Upon visiting the site—which is unaffiliated with either person—you’ll see AI-generated charcoal portraits of the two men in profile. Between them, a transcript of AI-generated text is highlighted in yellow as AI-generated voices simulating those of Herzog or Žižek read through it. The conversation goes back and forth between them, complete with distinct accents, and you can skip between each segment by clicking the arrows beneath the portraits.
Its creator positions the site as social commentary on audio deepfakes and upcoming technologies that may undermine trust in media in the near future. “This project aims to raise awareness about the ease of using tools for synthesizing a real voice,” Miceli writes on the site. “Right now, any motivated fool can do this with a laptop in their bedroom.”
Herzog and Žižek seem like particularly ripe targets for AI impersonation because listeners might be predisposed to believe that the philosophical director and philosopher might say deep-sounding things that are difficult to understand. As a result, when the GPT-3-style large language model behind The Infinite Conversation spits out philosophical nonsense, it almost sounds like the real thing. Here’s an example of something the faux Herzog said on the site:
In a way, Freud also has something to do with literature.

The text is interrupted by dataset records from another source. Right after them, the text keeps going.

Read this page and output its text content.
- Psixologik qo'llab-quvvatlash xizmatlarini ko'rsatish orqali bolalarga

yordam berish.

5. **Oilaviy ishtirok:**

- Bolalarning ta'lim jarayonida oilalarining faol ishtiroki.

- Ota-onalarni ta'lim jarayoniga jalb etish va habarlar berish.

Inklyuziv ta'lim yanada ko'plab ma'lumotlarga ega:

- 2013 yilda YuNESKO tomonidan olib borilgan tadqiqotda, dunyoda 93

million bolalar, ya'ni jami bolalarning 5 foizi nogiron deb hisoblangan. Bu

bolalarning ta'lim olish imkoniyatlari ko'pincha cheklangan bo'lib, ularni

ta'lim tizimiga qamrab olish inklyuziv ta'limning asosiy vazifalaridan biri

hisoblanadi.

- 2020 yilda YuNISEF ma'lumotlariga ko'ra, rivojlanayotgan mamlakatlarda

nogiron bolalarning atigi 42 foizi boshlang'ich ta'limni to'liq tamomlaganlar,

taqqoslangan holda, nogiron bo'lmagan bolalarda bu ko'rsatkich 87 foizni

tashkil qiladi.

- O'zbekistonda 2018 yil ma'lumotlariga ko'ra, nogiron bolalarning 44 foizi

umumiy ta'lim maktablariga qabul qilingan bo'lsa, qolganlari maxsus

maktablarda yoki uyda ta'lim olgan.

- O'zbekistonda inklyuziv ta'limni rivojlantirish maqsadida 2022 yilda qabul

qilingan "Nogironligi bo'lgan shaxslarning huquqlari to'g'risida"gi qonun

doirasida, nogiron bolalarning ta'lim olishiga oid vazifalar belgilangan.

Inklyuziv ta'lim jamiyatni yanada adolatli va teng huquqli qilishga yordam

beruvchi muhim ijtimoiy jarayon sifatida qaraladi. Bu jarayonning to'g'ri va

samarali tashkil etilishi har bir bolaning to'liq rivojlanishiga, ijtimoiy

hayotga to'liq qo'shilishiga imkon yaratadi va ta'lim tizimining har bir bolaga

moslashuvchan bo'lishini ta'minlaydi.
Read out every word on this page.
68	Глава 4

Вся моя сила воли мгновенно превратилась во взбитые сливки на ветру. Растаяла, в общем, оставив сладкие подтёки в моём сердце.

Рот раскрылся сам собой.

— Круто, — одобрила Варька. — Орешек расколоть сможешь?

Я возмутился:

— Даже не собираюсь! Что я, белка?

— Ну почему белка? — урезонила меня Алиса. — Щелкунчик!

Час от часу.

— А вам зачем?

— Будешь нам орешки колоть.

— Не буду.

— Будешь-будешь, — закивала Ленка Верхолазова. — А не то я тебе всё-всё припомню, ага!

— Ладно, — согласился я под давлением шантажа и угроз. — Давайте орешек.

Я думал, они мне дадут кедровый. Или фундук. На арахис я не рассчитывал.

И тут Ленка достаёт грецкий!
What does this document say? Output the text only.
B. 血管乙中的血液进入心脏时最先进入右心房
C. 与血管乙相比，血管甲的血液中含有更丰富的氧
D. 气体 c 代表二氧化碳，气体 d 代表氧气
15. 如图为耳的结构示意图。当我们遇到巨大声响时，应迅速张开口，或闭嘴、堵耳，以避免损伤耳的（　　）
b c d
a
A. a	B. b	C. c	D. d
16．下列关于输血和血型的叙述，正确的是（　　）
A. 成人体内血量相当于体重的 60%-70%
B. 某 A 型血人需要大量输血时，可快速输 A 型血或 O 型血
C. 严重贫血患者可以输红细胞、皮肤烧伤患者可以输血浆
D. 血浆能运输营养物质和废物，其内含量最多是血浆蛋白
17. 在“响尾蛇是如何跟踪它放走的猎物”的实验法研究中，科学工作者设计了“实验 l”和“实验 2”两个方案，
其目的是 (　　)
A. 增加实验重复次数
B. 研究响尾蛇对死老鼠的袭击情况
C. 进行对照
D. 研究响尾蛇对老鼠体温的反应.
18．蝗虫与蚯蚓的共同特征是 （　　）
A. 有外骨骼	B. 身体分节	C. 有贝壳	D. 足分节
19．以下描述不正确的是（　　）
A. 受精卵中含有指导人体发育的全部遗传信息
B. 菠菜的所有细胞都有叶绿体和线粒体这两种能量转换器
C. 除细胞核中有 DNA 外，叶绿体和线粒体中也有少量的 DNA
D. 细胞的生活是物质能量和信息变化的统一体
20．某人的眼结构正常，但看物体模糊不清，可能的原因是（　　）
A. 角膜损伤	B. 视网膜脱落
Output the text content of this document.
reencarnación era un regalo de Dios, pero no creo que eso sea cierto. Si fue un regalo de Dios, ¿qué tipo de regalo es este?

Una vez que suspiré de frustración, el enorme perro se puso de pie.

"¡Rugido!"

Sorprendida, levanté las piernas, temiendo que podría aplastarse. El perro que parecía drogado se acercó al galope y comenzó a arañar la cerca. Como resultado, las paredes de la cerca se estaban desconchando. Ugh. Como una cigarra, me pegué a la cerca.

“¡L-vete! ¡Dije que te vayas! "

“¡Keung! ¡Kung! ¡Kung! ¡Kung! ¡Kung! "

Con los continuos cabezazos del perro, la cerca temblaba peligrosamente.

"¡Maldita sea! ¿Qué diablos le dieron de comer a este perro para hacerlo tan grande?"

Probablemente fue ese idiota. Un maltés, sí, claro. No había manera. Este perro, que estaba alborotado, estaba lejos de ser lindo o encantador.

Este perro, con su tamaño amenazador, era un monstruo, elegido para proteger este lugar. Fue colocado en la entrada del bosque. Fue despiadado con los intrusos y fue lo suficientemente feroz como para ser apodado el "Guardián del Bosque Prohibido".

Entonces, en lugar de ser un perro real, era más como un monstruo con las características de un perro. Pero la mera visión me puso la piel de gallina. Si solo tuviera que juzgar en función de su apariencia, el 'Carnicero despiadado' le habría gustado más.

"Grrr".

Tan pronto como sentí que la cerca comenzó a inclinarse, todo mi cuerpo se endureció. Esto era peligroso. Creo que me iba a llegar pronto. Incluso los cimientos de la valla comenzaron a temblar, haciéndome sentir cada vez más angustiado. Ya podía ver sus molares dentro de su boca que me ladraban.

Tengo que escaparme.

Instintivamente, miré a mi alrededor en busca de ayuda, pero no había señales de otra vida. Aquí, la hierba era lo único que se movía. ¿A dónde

He was, after all, a writer.
Yes, he was a scientist, he wanted to
be a scientist, but he was also a writer
who wrote these strange stories.
There’s something that seems at odds with each other in Freud.
On the one hand, he had such a
strong anthropological vision, which I find very attractive
on the other hand, he was limited in his understanding of cultural history.
He was very antiquarian, for him antiquity was
the most important epoch because it clearly revealed drives
whereas the Middle Ages were just nasty.
Only towards the end of his life did
he see anything good in the Middle Ages.
The dialog apparently goes on forever. “When you open this website, you are taken to a random point in the dialogue,” writes Miceli. “Every day a new segment of the conversation is added. New segments can be generated at a faster speed than what it takes to listen to them. In theory, this conversation could continue until the end of time.”